Неизвестно, кто приказал установить такой порядок следования кортежа, но было заметно, что гугенотов отделили от католиков, заставили ехать в конце, лишь Колиньи и Конде, по своему положению, оказались в начале кортежа.
Толпа это почувствовала и уловила чье-то скрытое желание оскорбить гугенотов. Но протестанты проехали гордо и спокойно, не снисходя до ответов на двусмысленные шутки, недобрые замечания и оскорбления.
Кортеж двигался вперед, и, покидая экипажи, люди проходили через главный портал в собор, у входа в который стоял архиепископ со своим капитулом, встречая обоих королей, королеву и принцессу-невесту.
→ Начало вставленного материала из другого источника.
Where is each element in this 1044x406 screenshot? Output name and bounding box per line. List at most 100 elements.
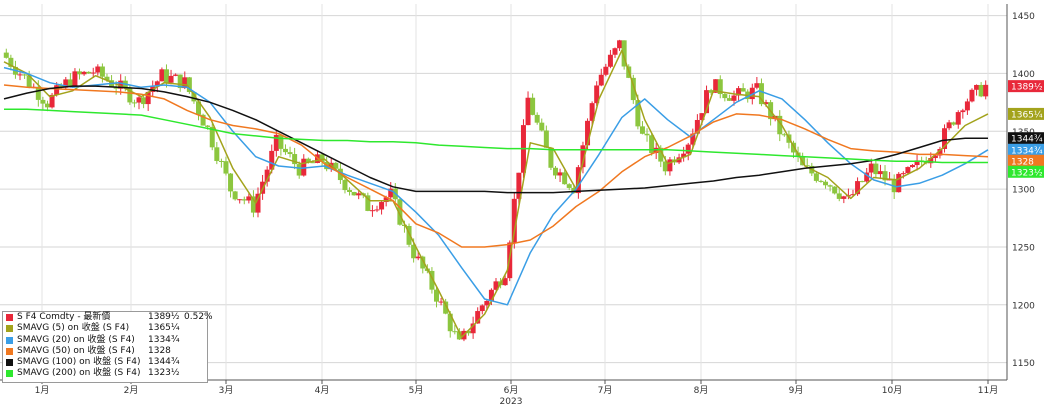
price-tag-label: 1365¼ [1011,110,1043,120]
y-tick-label: 1300 [1012,186,1035,196]
candle-body [63,79,69,88]
candle-body [49,94,55,108]
candle-body [662,161,668,172]
candle-body [67,79,73,87]
legend-series-value: 1365¼ [148,323,180,334]
candle-body [99,66,105,77]
candle-body [196,101,202,115]
candle-body [447,313,453,332]
candle-body [836,193,842,199]
candle-body [859,181,865,183]
price-tag [1008,80,1044,93]
candle-body [566,184,572,188]
candle-body [955,112,961,125]
candle-body [704,90,710,114]
candle-body [255,193,261,213]
candle-body [607,54,613,67]
candle-body [630,77,636,101]
ma-line [3,84,989,248]
candle-body [946,122,952,129]
candle-body [855,181,861,195]
price-tag [1008,107,1044,120]
candle-body [319,154,325,162]
candle-body [379,202,385,210]
candle-body [557,172,563,176]
legend-series-name: SMAVG (50) on 收盤 (S F4) [17,345,135,356]
candle-body [717,79,723,95]
candle-body [818,180,824,182]
candle-body [740,88,746,92]
candle-body [823,181,829,186]
x-tick-label: 7月 [598,385,613,396]
candle-body [223,161,229,174]
price-tag-label: 1334¾ [1011,146,1043,156]
price-tag [1008,132,1044,145]
candle-body [388,188,394,198]
candle-body [896,173,902,193]
candle-body [77,71,83,75]
legend-swatch [6,314,13,321]
legend-series-name: S F4 Comdty - 最新價 [17,312,111,322]
candle-body [333,162,339,169]
candle-body [369,210,375,212]
legend: S F4 Comdty - 最新價 1389½ 0.52% SMAVG (5) … [2,311,213,383]
candle-body [530,97,536,115]
x-tick-label: 6月 [504,385,519,396]
moving-average-lines [3,49,989,338]
candle-body [598,74,604,86]
candle-body [342,180,348,191]
candle-body [168,75,174,83]
candle-body [104,76,110,81]
legend-series-name: SMAVG (20) on 收盤 (S F4) [17,334,135,345]
legend-series-value: 1328 [148,345,171,356]
candle-body [301,158,307,176]
candle-body [571,187,577,194]
candle-body [443,301,449,314]
x-tick-label: 2月 [124,385,139,396]
candle-body [310,162,316,164]
x-tick-label: 8月 [694,385,709,396]
candle-body [127,87,133,103]
candle-body [676,157,682,163]
candle-body [543,130,549,148]
candle-body [159,69,165,82]
price-tag-label: 1328 [1011,157,1034,167]
candle-body [205,125,211,127]
candle-body [406,225,412,245]
y-tick-label: 1150 [1012,359,1035,369]
candle-body [905,167,911,174]
candle-body [502,278,508,286]
candle-body [639,126,645,134]
candle-body [525,97,531,126]
price-tag [1008,154,1044,167]
candle-body [589,103,595,121]
candle-body [411,244,417,259]
candle-body [26,75,32,88]
candle-body [186,77,192,93]
candle-body [754,83,760,88]
price-tag-label: 1344¾ [1011,135,1043,145]
candle-body [287,152,293,155]
candle-body [209,126,215,148]
candle-body [250,196,256,213]
candle-body [749,87,755,100]
candle-body [790,142,796,153]
candle-body [17,74,23,76]
candle-body [456,331,462,340]
candle-body [548,147,554,168]
legend-series-name: SMAVG (5) on 收盤 (S F4) [17,323,130,334]
y-tick-label: 1200 [1012,301,1035,311]
candle-body [475,311,481,324]
candles [3,39,989,342]
candle-body [585,120,591,146]
candle-body [850,194,856,196]
candle-body [552,167,558,176]
candle-body [928,158,934,164]
legend-row: SMAVG (20) on 收盤 (S F4) 1334¾ [3,335,207,346]
candle-body [864,172,870,182]
ma-line [3,49,989,338]
candle-body [365,195,371,211]
candle-body [562,172,568,185]
price-tag-label: 1389½ [1011,83,1043,93]
candle-body [516,172,522,199]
Недалеко от главного портала, в окружении, видимо, знакомой компании, стояли как всегда неразлучные Крюсе, Пезу и Кервье.
Королевские дворяне, верхом, выстроились полукругом у главного портала, образовав еще один ряд за спинами солдат, вооруженных алебардами и аркебузами.
Карл IX и Генрих Беарнский прошествовали за церемониймейстером и двенадцатью герольдами в собор Парижской Богоматери.
Навстречу королю выступил монах Сальвиати, специальный посланник папы римского, и с поклоном подал святую воду в золотом сосуде, сообщив, что она привезена из Рима, из кропильницы собора святого Петра. Карл IX опустил пальцы в святую воду, медленно перекрестился и исподлобья взглянул на Генриха Беарнского. Тот понял, что на него все смотрят и ждут, не перекрестится ли он.
— Дорогой кузен, — вполголоса обратился Генрих к Карлу, — сколько епископов съехалось! Брак, который благословит столько святых людей, не может не быть счастливым!
Говоря это, хитрый гасконец сопровождал слова торжественным жестом руки так, что, не приглядываясь, можно было подумать, что он вроде бы перекрестился. Во всяком случае, Карл слегка улыбнулся и проследовал к своему трону.
Понемногу заполнился весь огромный собор, являя собой зрелище неслыханного великолепия: свет лился от тысяч свечей, расшитые покровы ниспадали со сводов, плыл колокольный звон и торжественно пел хор.